16th International Conference
on Microwave and High Frequency Heating

18-21 September 2017, Delft, The Netherlands
11:00   Materials processing (2)
Chair: Georgios Dimitrakis
15 mins
Ánggel Lagunas-Chavarría, María G. Navarro-Rojero, María Dolores Salvador-Moya, Amparo Borrell, Felipe Penaranda-Foix, José M. Catalá-Civera
Abstract: The (Ti,Zr)PbO3 based piezoelectric ceramics are widely used in actuators, sensors, and transducers by their remarkable piezoelectric properties [1]. However, for a sustainable future, its necessary to find alternative compounds to substitute the use of the toxic lead. The (K,Na)NbO3 (KNN) based systems are a promissory alternative due to their relatively strong piezoelectricity and good Curie temperature, however, some difficulties during synthesis are caused by the volatility of alkali elements at high temperatures and the moisture absorption of precursors. The common processing (mixed oxide route) of KNN involve two heating steps; (i) calcination (~850 ºC for ~5 h), and (ii) sintering (~1125 ºC for ~4 h) [2]. In this work, a monomodal microwave was used to processing (K0.5,Na0.5)NbO3 piezoelectrics system in one-single step by two permanency times corresponding to the calcination and the sintering temperatures. The conditions of dwell time, final temperature and power were variated to determinate its influence over the structural properties of KNN. By this new approach technology, the total time-cycle to obtain KNN material was 50 min and the XRD analysis and microstructural characterization reveal revolutionary results in the formation of perovskite structure.
15 mins
Grigory Torgovnikov, Peter Vinden
Abstract: MICROWAVE MODIFICATION OF SITKA SPRUCE TIMBER FOR INCREASING WOOD PERMEABILITY G. Torgovnikov and P. Vinden School of Ecosystem and Forest Sciences, University of Melbourne, 4 Water St. Creswick, Victoria 3363, Australia; e-mail: grigori@unimelb.edu.au Keywords: microwave wood modification, permeability, Sitka spruce, wood impregnation Abstract Sitka spruce (Picea sitchensis) is a non-durable species with a low permeability and difficult to treat with preservatives and resins and obtain a suitable distribution of preservatives. The controlled application of microwave energy can modify the wood structure creating new pathways for liquid flow and improving the permeability of the timber. Experimental study of Sitka wood microwave (MW) modification and impregnation showed opportunity to get required preservative distribution in timber cross section. MW processing provides preservative uptake increase by 3.7–5.6 times compared to controls. Microwave conditioning of the timber followed by impregnation with copper naphthenate solution results in a 34% reduction in modulus of rupture and modulus of elasticity. The strength reduction is a result of significant modification to the surface of the timber. Microwave energy required for timber conditioning is 81 kW-h/m3. Results highlight that a particular design of applicator is required to concentrate the MW energy in the outer layer of the timber allowing an envelope treatment to be achieved. Economic assessment of Sitka spruce MW modification for preservative treatment showed reasonable specific costs AU$ 19 to $33/m3 which are acceptable for industry and provide good commercial opportunities.
15 mins
Cristina Leonelli, Roberto Rosa, Stefano Fasolin, Paolo Veronesi, Cecilia Mortalò, Georgios Dimitrakis, Monica Fabrizio
Abstract: Microwave assisted sintering of Na-β’’-Al2O3 solid electrolyte is here investigated in full details.
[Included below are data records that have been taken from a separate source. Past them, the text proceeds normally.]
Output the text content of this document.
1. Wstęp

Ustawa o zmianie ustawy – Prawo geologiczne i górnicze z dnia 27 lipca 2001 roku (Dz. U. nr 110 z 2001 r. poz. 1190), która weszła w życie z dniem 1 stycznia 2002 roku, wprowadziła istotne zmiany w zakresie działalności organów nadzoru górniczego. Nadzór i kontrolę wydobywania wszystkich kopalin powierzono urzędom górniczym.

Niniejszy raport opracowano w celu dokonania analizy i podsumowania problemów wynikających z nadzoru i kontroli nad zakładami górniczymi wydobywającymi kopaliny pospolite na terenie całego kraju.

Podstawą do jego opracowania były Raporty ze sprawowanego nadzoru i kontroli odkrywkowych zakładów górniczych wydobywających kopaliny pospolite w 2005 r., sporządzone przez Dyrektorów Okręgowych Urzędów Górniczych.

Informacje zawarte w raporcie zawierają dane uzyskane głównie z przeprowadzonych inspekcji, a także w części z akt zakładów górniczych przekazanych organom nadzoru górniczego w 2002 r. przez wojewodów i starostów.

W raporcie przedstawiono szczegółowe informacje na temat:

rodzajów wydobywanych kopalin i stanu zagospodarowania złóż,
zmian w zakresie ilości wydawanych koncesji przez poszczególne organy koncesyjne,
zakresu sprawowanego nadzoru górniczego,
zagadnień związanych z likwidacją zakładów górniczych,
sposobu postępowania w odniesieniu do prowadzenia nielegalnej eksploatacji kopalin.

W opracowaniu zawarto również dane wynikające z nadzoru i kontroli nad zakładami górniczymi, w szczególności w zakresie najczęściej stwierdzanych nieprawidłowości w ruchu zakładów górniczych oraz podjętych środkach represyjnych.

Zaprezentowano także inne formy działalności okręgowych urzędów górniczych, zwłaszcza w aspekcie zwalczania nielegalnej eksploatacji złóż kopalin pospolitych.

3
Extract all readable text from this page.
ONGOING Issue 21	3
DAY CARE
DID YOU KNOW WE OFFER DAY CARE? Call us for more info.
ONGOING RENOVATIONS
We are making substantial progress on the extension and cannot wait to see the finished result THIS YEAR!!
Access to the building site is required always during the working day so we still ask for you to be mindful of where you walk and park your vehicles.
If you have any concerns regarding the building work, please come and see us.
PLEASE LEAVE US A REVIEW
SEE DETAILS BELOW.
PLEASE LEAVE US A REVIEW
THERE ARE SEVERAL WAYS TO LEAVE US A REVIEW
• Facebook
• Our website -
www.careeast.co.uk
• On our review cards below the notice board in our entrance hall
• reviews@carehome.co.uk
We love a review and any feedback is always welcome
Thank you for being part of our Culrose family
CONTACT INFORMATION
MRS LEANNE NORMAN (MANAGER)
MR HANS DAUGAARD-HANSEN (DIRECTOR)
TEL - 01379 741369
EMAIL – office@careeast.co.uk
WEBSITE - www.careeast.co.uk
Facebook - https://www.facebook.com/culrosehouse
The use of single mode cavities indeed allows an accurate monitoring of all the different parameters affecting the sintering process, like the forward, the reflected and the dissipated power, as well as the surface temperature evolution of the sample. Despite sintering experiments at the conventional 2450 MHz frequency, attempts to sinter pure Na-β’’-Al2O3 phase powders have also been conducted at the higher frequency of 5800 MHz. Dielectric properties of the loose powders have been previously measured as a function of temperature in order to both partially predict their experimental heating behaviour as well as obtain fundamental information needed for the simplified numerical simulation of the heating experiments, conducted also with the aim to investigate the better load configuration to assure the most homogeneous heating treatment. Hybrid microwave-assisted sintering resulted the best option to reach homogeneous and controllable heating avoiding as much as possible thermal runaway and arcing phenomena. The effect of the different frequencies, the heating rate employed, the temperature reached and the dwell time on the obtained density and on the resulting microstructure will be fully detailed.